What happened to Jodah isn’t an isolated incident. For many low-income renters, the combination of scarce resources and high rent means no flexibility when facing an emergency like a serious illness, a death in the family or a temporary job loss. Washington law allows landlords to file evictions against tenants in as little as three days after rent is due. You read that right. That means there’s often little time for renters to come up with rent. The National Law Center on Homelessness and Poverty reports that evictions are the leading cause of homelessness and locally the Seattle Women’s Commission found that 87% of eviction filings were because of nonpayment of rent with the majority of those cases involving an average of $1,237 or less owed to the landlord.
Jodah was able to stay in his home thanks to the King County Bar Association’s Housing Justice Project. The project recruits volunteer attorneys to appear at King County Courthouses in Seattle and Kent to assist tenants facing eviction by helping negotiate payment plans and lease extensions. Tenants with legal representation have a better chance of reaching agreements with landlords so they can stay in their homes and avoid having an eviction on their record.
With more than 12,000 people experiencing homelessness in King County, we know that we won’t begin to see a difference in this crisis until we can stop more people from becoming homeless in the first place.
That’s why we are so excited about the launch of Home Base, a partnership with United Way of King County and the King County Bar Association made possible by a catalytic investment by the Seattle Mariners.

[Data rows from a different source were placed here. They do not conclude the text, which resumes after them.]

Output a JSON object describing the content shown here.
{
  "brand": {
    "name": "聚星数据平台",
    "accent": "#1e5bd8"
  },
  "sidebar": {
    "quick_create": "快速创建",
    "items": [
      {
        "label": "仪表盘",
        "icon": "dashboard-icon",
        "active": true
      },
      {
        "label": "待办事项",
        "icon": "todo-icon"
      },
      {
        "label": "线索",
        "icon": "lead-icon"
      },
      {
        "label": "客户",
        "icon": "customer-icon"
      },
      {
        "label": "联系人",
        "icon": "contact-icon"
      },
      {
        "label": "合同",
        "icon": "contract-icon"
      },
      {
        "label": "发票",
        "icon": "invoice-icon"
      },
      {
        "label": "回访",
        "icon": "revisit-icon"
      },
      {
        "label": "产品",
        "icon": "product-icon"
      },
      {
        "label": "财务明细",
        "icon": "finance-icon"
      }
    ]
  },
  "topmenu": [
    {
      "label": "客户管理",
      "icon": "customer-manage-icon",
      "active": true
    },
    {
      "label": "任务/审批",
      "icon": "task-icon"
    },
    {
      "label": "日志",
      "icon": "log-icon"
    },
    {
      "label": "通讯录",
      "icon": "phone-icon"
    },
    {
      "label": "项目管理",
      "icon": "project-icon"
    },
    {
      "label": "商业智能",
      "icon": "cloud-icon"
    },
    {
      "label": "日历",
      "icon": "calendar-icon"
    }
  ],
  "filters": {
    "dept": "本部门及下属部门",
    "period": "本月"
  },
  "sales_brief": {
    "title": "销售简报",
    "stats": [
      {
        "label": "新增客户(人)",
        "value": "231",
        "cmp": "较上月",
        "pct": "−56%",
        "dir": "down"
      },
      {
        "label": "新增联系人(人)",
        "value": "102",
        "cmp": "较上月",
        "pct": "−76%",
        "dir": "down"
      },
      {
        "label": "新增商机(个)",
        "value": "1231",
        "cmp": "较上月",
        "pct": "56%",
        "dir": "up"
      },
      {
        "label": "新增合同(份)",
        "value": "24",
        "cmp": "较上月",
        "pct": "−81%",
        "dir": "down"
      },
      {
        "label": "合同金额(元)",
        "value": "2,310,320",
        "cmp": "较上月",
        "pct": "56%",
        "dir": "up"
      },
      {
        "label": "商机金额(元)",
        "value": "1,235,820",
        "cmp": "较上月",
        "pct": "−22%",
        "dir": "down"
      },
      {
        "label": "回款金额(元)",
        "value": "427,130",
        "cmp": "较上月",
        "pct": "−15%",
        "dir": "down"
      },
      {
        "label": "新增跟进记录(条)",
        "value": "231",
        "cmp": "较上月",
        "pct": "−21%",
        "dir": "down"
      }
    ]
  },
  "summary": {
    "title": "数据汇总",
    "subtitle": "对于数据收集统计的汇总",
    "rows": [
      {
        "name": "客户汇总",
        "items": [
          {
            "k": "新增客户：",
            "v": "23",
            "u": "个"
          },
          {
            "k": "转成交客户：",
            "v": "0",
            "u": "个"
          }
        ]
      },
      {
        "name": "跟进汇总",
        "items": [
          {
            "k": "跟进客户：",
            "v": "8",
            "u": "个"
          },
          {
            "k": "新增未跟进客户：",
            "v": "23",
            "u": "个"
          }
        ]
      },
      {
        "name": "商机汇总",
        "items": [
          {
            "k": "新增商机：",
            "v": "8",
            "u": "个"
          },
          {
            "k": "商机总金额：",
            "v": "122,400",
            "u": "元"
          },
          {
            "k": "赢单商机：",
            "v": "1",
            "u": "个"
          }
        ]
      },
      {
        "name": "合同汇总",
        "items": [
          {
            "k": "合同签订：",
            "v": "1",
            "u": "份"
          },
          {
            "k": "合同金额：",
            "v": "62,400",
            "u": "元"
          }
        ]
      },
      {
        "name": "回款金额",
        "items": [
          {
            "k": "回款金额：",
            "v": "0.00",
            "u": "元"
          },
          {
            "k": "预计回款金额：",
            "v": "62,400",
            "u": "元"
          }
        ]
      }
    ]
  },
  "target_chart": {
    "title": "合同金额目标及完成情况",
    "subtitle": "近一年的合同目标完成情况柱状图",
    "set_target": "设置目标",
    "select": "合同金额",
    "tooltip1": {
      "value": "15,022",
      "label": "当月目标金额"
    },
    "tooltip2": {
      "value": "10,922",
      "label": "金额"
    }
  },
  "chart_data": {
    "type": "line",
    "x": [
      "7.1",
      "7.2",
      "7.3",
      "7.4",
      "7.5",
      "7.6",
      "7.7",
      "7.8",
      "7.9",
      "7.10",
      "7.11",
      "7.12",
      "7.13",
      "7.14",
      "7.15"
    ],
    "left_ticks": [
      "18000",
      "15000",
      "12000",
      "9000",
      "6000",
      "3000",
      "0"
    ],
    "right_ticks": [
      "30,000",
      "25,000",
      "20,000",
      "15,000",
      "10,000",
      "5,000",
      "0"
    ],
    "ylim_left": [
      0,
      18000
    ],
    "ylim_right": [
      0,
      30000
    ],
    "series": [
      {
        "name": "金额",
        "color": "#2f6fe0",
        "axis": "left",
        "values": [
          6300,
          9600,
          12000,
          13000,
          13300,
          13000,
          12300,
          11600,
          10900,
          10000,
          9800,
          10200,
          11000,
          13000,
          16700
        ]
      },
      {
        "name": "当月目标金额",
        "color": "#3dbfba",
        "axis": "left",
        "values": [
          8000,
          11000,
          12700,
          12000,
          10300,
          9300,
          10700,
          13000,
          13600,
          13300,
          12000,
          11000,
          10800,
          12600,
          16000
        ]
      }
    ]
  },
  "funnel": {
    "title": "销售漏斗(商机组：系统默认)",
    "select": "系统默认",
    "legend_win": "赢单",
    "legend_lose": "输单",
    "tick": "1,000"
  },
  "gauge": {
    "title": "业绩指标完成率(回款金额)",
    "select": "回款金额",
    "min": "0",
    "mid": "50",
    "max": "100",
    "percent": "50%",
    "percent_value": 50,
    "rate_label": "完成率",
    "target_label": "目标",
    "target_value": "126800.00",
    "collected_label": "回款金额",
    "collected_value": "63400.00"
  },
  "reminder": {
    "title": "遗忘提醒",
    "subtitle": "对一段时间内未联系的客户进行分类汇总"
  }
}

The design of United Way’s Home Base program will expand the reach of the existing Housing Justice Project by providing additional attorneys, outreach and trained social workers armed with flexible Streets to Home emergency funds to work directly with tenants to keep them in their homes and prevent the person or family from facing eviction again.
Launching in March with the catalytic $3 million from the Seattle Mariners, United Way is committed to identifying and leveraging additional funding from the public and private sector to keep more people like Jodah in their homes, and slow the stem of people falling into homelessness.